Maca in Peru


In Peru, maca is a food. At the Third Annual Maca Festival in Churin, Peru, we sampled numerous products made with the sex-enhancing root. Peruvians make cookies, cakes, hot porridge, chips and blender drinks with maca root, which has a pleasant flavor similar to graham flour.

The Importance of Maca in the History of Peru

Maca's cultivation goes back perhaps five millenia. It was an integral part of the diet and commerce of the high Andes regions. When they controlled that particular South American area, the Incas found maca so potent that they restricted its use to their Royalty's court. Upon overrunning the Inca people, conquering Spaniards became aware of this plant's value and collected tribute in maca roots for export to Spain. Maca was used as an energy enhance and for nutrition by the Spanish Royalty as well. But eventually knowledge for maca's special qualities died out, being preserved only in a few remote Peruvian communities.
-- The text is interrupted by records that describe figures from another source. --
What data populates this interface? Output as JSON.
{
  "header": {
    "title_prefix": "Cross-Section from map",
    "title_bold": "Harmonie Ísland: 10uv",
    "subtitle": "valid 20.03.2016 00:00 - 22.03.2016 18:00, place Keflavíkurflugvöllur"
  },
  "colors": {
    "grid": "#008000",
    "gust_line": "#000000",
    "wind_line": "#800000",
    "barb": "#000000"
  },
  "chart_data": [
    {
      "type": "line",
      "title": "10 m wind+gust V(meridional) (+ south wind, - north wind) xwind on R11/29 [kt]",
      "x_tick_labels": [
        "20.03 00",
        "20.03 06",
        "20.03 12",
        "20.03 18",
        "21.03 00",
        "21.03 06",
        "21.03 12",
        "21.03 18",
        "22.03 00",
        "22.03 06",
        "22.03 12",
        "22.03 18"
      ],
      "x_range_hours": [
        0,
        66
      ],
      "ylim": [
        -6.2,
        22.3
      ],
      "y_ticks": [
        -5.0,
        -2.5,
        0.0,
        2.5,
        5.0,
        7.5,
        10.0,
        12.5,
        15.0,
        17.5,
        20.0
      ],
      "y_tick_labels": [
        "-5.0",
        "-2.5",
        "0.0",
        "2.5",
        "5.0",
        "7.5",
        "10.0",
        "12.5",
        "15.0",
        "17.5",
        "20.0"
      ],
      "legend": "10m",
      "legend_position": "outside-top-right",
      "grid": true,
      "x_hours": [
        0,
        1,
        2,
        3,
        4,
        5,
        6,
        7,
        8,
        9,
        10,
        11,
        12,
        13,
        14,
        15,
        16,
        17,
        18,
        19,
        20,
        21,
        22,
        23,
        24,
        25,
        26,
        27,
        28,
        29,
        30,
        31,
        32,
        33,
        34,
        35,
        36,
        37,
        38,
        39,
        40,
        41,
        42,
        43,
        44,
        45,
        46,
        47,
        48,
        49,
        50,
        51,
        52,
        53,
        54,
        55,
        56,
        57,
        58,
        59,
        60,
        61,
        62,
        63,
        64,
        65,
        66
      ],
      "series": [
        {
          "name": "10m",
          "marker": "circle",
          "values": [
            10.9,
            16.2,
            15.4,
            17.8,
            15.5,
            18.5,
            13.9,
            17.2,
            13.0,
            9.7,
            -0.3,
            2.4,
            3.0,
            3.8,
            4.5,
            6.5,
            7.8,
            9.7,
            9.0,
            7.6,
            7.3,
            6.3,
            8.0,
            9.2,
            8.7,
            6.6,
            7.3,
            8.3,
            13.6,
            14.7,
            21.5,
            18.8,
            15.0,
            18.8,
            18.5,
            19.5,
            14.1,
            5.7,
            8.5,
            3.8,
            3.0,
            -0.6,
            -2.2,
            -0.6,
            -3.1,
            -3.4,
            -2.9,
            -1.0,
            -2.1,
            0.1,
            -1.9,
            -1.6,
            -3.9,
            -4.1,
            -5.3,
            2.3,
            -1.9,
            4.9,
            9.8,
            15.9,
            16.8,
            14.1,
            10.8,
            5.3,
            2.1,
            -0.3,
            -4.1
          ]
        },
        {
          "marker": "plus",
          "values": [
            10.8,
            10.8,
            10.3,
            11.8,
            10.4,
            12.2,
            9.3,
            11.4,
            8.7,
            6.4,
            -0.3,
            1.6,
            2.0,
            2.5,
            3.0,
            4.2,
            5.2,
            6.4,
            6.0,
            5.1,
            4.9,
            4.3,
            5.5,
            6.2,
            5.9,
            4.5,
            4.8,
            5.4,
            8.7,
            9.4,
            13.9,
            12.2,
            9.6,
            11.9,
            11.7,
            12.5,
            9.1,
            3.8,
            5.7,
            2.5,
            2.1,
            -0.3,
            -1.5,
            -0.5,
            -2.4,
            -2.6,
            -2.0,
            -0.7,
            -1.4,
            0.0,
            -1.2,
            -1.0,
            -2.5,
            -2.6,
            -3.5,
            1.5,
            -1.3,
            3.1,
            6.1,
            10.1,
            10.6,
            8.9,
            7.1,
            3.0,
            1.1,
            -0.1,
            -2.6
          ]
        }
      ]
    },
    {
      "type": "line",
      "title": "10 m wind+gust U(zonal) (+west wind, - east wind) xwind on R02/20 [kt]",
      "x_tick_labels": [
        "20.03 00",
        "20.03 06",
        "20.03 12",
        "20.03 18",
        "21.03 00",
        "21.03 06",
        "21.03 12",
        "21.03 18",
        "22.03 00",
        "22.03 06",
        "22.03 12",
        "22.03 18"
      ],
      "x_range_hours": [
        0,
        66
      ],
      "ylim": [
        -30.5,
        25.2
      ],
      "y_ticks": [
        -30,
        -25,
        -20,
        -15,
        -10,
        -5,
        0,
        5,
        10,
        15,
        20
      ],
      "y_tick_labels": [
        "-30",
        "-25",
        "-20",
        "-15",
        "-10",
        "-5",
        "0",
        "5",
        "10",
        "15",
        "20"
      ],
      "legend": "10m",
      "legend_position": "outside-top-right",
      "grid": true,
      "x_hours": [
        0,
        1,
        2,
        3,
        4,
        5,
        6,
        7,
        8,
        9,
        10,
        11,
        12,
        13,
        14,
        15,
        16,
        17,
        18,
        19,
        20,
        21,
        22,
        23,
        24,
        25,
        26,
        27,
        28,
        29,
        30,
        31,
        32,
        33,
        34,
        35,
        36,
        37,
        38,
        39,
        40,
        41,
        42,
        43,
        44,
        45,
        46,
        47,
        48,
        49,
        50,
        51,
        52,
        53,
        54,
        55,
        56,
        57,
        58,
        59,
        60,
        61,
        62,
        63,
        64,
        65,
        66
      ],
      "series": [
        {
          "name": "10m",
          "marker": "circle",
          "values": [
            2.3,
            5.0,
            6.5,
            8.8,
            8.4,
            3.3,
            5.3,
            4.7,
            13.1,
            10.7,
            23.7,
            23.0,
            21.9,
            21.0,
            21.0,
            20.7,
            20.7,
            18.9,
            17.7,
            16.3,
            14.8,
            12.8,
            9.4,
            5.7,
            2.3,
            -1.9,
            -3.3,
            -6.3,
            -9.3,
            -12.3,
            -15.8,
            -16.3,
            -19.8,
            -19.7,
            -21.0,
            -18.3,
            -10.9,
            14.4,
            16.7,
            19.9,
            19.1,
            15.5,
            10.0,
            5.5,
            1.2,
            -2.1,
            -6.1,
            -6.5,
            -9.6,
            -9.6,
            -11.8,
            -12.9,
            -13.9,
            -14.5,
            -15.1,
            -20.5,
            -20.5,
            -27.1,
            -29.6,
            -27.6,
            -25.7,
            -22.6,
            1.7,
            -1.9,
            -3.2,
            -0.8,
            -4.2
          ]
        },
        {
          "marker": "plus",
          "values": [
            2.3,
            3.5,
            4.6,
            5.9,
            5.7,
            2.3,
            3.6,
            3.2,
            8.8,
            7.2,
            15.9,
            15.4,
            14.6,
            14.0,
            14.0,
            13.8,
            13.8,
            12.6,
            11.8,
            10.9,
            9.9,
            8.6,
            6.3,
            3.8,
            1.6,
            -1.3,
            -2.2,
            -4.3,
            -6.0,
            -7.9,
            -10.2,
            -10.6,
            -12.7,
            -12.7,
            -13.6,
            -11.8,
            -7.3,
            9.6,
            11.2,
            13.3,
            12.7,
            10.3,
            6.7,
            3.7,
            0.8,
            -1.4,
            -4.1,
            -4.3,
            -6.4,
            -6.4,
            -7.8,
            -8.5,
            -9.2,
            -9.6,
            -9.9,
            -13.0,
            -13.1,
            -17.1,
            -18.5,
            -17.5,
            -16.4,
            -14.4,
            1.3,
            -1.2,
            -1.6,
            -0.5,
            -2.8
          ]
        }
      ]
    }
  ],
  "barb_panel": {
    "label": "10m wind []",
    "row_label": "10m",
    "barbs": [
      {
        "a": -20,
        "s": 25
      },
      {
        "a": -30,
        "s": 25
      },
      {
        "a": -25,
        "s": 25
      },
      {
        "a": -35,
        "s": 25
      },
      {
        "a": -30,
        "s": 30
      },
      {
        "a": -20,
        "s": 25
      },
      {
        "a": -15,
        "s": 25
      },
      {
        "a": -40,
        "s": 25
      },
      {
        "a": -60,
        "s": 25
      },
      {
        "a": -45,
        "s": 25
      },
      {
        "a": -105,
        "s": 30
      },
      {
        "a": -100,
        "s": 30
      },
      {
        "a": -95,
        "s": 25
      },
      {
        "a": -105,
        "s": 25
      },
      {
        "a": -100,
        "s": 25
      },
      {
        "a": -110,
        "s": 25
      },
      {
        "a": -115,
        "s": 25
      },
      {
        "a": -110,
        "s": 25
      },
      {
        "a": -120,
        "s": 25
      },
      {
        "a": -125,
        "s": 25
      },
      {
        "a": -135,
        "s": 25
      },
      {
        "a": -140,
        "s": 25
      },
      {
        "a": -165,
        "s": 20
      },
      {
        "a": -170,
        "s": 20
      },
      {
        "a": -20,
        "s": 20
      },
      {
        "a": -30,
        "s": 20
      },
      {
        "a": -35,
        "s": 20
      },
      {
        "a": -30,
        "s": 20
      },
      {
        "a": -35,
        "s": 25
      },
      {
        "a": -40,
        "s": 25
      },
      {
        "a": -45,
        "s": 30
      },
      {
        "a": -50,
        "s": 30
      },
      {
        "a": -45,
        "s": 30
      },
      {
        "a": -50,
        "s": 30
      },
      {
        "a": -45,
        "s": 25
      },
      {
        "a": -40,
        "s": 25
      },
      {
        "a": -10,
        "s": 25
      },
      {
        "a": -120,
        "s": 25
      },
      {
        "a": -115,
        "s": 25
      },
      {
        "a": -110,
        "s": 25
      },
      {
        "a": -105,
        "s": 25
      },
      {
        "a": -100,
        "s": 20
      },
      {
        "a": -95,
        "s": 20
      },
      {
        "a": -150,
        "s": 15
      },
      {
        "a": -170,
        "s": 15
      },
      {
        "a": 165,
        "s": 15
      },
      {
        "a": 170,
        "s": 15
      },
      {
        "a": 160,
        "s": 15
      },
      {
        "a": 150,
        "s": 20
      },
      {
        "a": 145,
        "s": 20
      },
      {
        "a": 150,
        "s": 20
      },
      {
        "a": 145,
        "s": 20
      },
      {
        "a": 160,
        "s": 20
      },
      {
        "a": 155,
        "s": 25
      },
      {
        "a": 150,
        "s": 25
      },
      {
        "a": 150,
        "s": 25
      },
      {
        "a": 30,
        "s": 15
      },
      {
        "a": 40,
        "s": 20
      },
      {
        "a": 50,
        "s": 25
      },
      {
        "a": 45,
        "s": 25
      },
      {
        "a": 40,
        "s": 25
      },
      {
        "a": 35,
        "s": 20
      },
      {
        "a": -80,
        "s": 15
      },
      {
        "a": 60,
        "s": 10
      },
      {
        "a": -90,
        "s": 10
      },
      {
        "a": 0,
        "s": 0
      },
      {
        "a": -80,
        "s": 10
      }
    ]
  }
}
In the 1960's and later in the 1980's, German and North American scientists researching botanicals in Peru, rekindled interest in maca through nutritional analyses of what was designated as 'the lost crop of the Andes'. The publication of a book by that name introduced maca to the world. At an international conference in 1991, the Food and Agriculture Organization (FAO) of the United nations recommended that Peruvians should return to eating traditional, native Andean foods. Maca was included in the FAO list as a means of combating nutritional problems being caused by people switching to processed foods and high-sugar drinks. The reintroduction of maca has established healthy eating once again in the Peruvian diet.